Tiled Inference for High-Resolution Processing¶
Techniques for processing images larger than model input size by splitting into overlapping tiles, processing individually, and stitching back. Critical for production photography where originals are 5000-15000px.
Core Problem¶
Most models accept 512-1024px max. Production photography needs pixel-perfect results at 5000-15000px. Naive splitting → visible seams at tile boundaries, especially on: - Smooth gradients (skin, sky, metal surfaces) - Repeating patterns (textures, fabrics) - Fine details crossing tile boundaries (jewelry edges, hair)
SAHI (Slicing Aided Hyper Inference)¶
Standard tiled inference library for detection models (YOLO, etc.):
from sahi.predict import get_sliced_prediction
result = get_sliced_prediction(image, model, slice_height=640, slice_width=640, overlap_height_ratio=0.2, overlap_width_ratio=0.2)
Works for detection (merges bounding boxes across tiles). For generation/editing tasks, stitching is more complex.
Overlap-Based Stitching for Generation¶
From chat discussions (Vladimir's approach):
1. Take tiles with overlap (e.g., input 1000×1000, keep center 800×800)
2. For next tile, include edges from already-processed tiles as overlap
3. Model sees context from neighboring processed tiles
4. Crop to center, avoiding boundary artifacts
Gradient-Aware Blending¶
For smooth gradients (jewelry metal surfaces): - Linear blend in overlap zone: output = alpha * tile_A + (1-alpha) * tile_B - Poisson blending at seams (laplacian-based, preserves gradients) - Latent-space stitching (as in X Dub): average latents at boundaries, then decode
FLUX Kontext Diff-Merge Approach¶
flux-kontext-diff-merge detects changed regions in LAB color space and selectively merges only the diff back into original using Poisson blending.

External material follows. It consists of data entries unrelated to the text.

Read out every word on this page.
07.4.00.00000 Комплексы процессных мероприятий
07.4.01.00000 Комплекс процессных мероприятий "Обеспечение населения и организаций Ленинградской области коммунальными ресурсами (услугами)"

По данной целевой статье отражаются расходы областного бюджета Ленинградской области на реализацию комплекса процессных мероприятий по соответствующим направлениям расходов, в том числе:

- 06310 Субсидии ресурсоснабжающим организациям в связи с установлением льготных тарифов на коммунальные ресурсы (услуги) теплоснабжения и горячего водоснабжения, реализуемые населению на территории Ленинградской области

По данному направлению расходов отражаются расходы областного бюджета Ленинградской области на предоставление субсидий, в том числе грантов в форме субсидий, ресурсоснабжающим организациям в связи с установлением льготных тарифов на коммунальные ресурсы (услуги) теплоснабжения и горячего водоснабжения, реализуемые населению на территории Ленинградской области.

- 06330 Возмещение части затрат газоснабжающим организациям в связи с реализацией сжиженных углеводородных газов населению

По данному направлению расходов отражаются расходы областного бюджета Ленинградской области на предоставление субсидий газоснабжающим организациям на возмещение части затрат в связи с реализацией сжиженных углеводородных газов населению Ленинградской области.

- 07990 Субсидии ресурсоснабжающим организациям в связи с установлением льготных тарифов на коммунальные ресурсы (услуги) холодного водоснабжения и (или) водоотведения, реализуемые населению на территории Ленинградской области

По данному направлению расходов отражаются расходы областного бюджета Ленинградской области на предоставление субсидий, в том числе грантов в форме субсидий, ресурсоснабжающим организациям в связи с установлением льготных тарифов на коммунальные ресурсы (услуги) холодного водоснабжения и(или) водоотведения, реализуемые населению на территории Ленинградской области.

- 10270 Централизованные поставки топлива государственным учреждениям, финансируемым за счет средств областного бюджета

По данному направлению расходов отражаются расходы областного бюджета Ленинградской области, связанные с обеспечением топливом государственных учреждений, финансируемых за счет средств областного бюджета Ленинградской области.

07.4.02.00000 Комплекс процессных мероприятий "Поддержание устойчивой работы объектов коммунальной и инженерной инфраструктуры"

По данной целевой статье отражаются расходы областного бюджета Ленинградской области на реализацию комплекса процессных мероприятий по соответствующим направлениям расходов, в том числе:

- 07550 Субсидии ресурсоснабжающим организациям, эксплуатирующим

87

Applicable to tiled processing — process tile, merge only changed pixels.
Known Issues (from team experience)¶
- Gradient discontinuity — smooth backgrounds show tile boundaries after processing. Mitigation: larger overlap, gradient-aware blending
- Detail loss at boundaries — fine elements (gemstone edges, chain links) crossing tiles get corrupted. Mitigation: tile grid aligned to segmentation masks, process objects wholly
- Color drift — cumulative color shift across many tiles. Mitigation: per-tile color correction against reference (as in X Dub's sliding window)
- Segmentation across tiles — models like SAM/ZIM eat max ~1200px per side; ideal edges need tiled segmentation with post-merge. Preliminary full-image seg at lower res → refine edges with high-res tiles
Latent-Space Tiling (for diffusion models)¶
Alternative: tile in latent space (after VAE encode, before denoising):
Full image → VAE encode → latent (H/8 × W/8 × C)
Tile latents → denoise each tile with overlap
Stitch latents → VAE decode full
Advantage: VAE decode of full stitched latent produces globally coherent output. This is how X Dub handles long video.
Solar Curves (Edge Visualization)¶
Non-standard technique from retouching: apply solar curve (tone inversion at midtones) to reveal subtle edges invisible at normal viewing. Can be used as auxiliary input for segmentation models to improve edge detection on white-on-white or low-contrast boundaries.
# Solar curve: invert midtones to reveal hidden edges
# See solar-curves-saver.py, solar-1-effect.py, solar-2-effect.py (team scripts)
Discussed for: white jewelry on white background segmentation, metal edge detection, gradient quality verification after tiled processing.